Friday, October 10, 2008
Jim Rogers was on Bloomberg this morning. When pressed for solutions to the current crisis (rather than critiques of its handling so far), he had some interesting comments.
This discussion really strikes at the heart of the current dilemma - do you try to lessen the impact of the current meltdown in an attempt to insure you'll avoid another Great Depression, or, do you just let markets do what they want to do and then pick up the pieces and start over?
Slower with less pain or fast and painful? Obviously, Rogers favors the latter:
I would tell you what has always worked throughout history and I'll tell you what has always not worked.When asked about letting banks collapse one by one, this reply came:
The Japanese tried this in the 90s, they kept putting band-aids on and they wouldn't let people fail. You remember the term "zombie" companies, "zombie" banks? Well it's eighteen years later and the Japanese stock market is still down over 75 percent. They talk about the 90s as a lost decade.
America tried it in the 70s - they wouldn't let anybody fail. We had one of the worst economic decades in American history - high interest rates, high inflation, a collapsing currency. It didn't work.

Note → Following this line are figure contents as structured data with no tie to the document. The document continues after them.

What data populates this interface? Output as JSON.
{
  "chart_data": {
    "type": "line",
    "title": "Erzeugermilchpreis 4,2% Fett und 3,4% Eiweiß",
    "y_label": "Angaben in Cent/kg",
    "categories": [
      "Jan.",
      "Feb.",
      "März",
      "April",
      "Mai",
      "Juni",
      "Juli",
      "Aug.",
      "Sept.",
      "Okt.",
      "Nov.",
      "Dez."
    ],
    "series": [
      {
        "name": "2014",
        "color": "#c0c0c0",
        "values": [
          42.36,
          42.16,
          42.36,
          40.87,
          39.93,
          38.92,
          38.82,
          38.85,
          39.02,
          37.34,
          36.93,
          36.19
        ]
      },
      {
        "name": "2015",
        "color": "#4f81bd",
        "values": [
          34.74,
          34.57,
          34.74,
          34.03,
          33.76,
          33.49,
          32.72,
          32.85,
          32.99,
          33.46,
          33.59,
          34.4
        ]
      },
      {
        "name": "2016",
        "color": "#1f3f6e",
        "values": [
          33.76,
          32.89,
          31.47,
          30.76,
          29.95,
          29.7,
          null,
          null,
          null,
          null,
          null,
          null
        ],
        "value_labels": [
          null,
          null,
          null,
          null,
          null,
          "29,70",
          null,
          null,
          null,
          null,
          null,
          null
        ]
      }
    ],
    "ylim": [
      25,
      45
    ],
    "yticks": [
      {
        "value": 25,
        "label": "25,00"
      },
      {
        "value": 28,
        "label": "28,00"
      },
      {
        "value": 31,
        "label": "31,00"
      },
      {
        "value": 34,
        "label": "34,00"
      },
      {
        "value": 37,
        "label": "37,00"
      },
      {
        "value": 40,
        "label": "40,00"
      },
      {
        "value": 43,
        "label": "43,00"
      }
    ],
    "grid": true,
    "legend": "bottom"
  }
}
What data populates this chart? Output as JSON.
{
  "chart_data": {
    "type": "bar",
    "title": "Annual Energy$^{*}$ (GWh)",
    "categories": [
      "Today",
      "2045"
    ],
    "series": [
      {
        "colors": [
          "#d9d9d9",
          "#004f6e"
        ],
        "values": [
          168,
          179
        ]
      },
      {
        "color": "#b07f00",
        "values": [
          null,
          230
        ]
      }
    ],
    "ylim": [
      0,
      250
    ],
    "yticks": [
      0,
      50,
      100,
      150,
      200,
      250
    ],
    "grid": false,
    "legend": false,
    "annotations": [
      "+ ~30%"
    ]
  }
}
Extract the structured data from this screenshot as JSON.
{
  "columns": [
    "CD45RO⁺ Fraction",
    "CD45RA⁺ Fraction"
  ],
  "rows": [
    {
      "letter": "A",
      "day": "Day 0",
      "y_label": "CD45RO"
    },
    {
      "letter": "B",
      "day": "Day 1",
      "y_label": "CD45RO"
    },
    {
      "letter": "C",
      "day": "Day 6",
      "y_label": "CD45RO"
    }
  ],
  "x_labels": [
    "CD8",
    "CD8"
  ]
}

Korea in the 90s, took a hit. They had a horrible two or three years but, since then, they've been one of the most rapidly growing economies in the world. The Russians took a horrible hit - since then, they've been one of the most rapidly growing economies in the world.
This is not politics, this is not philosophy. I'm telling you what has worked throughout history and what has not worked throughout history.
Look it up.
Let 'em fail two by two or three by three. I mean, what is this? Banks have been failing since the beginning of time and they're probably going to fail again until the end of time.He also noted that the current recession is going to be the worst since World War II.
The way it's always worked successfully has been, let the incompetent fail and the competent people - banks, mainly in this case - take over the incompetent banks and everybody starts over.
Yeah, you have a very bad year or two but we've had the worst excesses in the credit market we've had in world history. Never before in world history have people been able to buy a house with no money down, and many of them bought four or five houses with no money down and no jobs, and then the bankers were saying, "This is fun, let's do it with car loans, student loans, credit card loans".
We've had horrible excesses -this has to be cleaned out.
The video is in high demand at the moment, so good luck getting it to play.